Kasakewitch Joao P G, Lima Diego L, Balthazar da Silveira Carlos A, Sanha Valberto, Rasador Ana Caroline, Cavazzola Leandro Totti, Mayol Julio, Malcher Flavio
Department of Surgery, Beth Israel Deaconess Medical Center, Harvard Medical School, Boston, Massachusetts, USA.
Department of Surgery, Montefiore Medical Center, The Bronx, New York, USA.
J Laparoendosc Adv Surg Tech A. 2025 Jun;35(6):437-444. doi: 10.1089/lap.2024.0277. Epub 2025 Apr 26.
This study assesses the reliability of artificial intelligence (AI) large language models (LLMs) in identifying relevant literature comparing inguinal hernia repair techniques. We used LLM chatbots (Bing Chat AI, ChatGPT versions 3.5 and 4.0, and Gemini) to find comparative studies and randomized controlled trials on inguinal hernia repair techniques. The results were then compared with existing systematic reviews (SRs) and meta-analyses and checked for the authenticity of listed articles. LLMs screened 22 studies from 2006 to 2023 across eight journals, while the SRs encompassed a total of 42 studies. Through thorough external validation, 63.6% of the studies (14 out of 22), including 10 identified through Chat GPT 4.0 and 6 via Bing AI (with an overlap of 2 studies between them), were confirmed to be authentic. Conversely, 36.3% (8 out of 22) were revealed as fabrications by Google Gemini (Bard), with two (25.0%) of these fabrications mistakenly linked to valid DOIs. Four (25.6%) of the 14 real studies were acknowledged in the SRs, which represents 18.1% of all LLM-generated studies. LLMs missed a total of 38 (90.5%) of the studies included in the previous SRs, while 10 real studies were found by the LLMs but were not included in the previous SRs.
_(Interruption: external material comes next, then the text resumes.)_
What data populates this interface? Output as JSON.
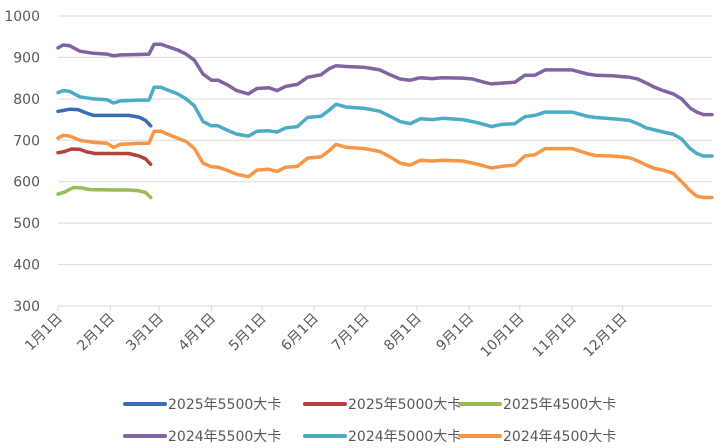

Between those 10 studies, 6 were reviews, and 1 was published after the SRs, leaving a total of three comparative studies missed by the reviews. This study reveals the mixed reliability of AI language models in scientific searches. Emphasizing a cautious application of AI in academia and the importance of continuous evaluation of AI tools in scientific investigations.
本研究评估了人工智能(AI)大语言模型(LLMs)在识别比较腹股沟疝修补技术相关文献方面的可靠性。我们使用大语言模型聊天机器人(必应聊天AI、ChatGPT 3.5和4.0版本以及Gemini)来查找关于腹股沟疝修补技术的比较研究和随机对照试验。然后将结果与现有的系统评价(SRs)和荟萃分析进行比较,并检查所列文章的真实性。大语言模型在8种期刊中筛选出了2006年至2023年的22项研究,而系统评价总共涵盖了42项研究。通过全面的外部验证,63.6%的研究(22项中的14项)被确认为真实的,其中包括通过Chat GPT 4.0识别出的10项和通过必应AI识别出的6项(两者之间有2项重叠)。相反,谷歌Gemini(巴德)揭示36.3%(22项中的8项)是伪造的,其中两项(25.0%)伪造的研究错误地链接到了有效的数字对象标识符(DOIs)。14项真实研究中有4项(25.6%)在系统评价中被提及,这占所有大语言模型生成研究的18.1%。大语言模型总共遗漏了先前系统评价中包含的38项研究(90.5%),而大语言模型发现了10项真实研究但未被纳入先前的系统评价。在这10项研究中,6项是综述,1项是在系统评价之后发表的,因此系统评价总共遗漏了3项比较研究。本研究揭示了人工智能语言模型在科学搜索中的可靠性参差不齐。强调在学术界谨慎应用人工智能以及在科学研究中持续评估人工智能工具的重要性。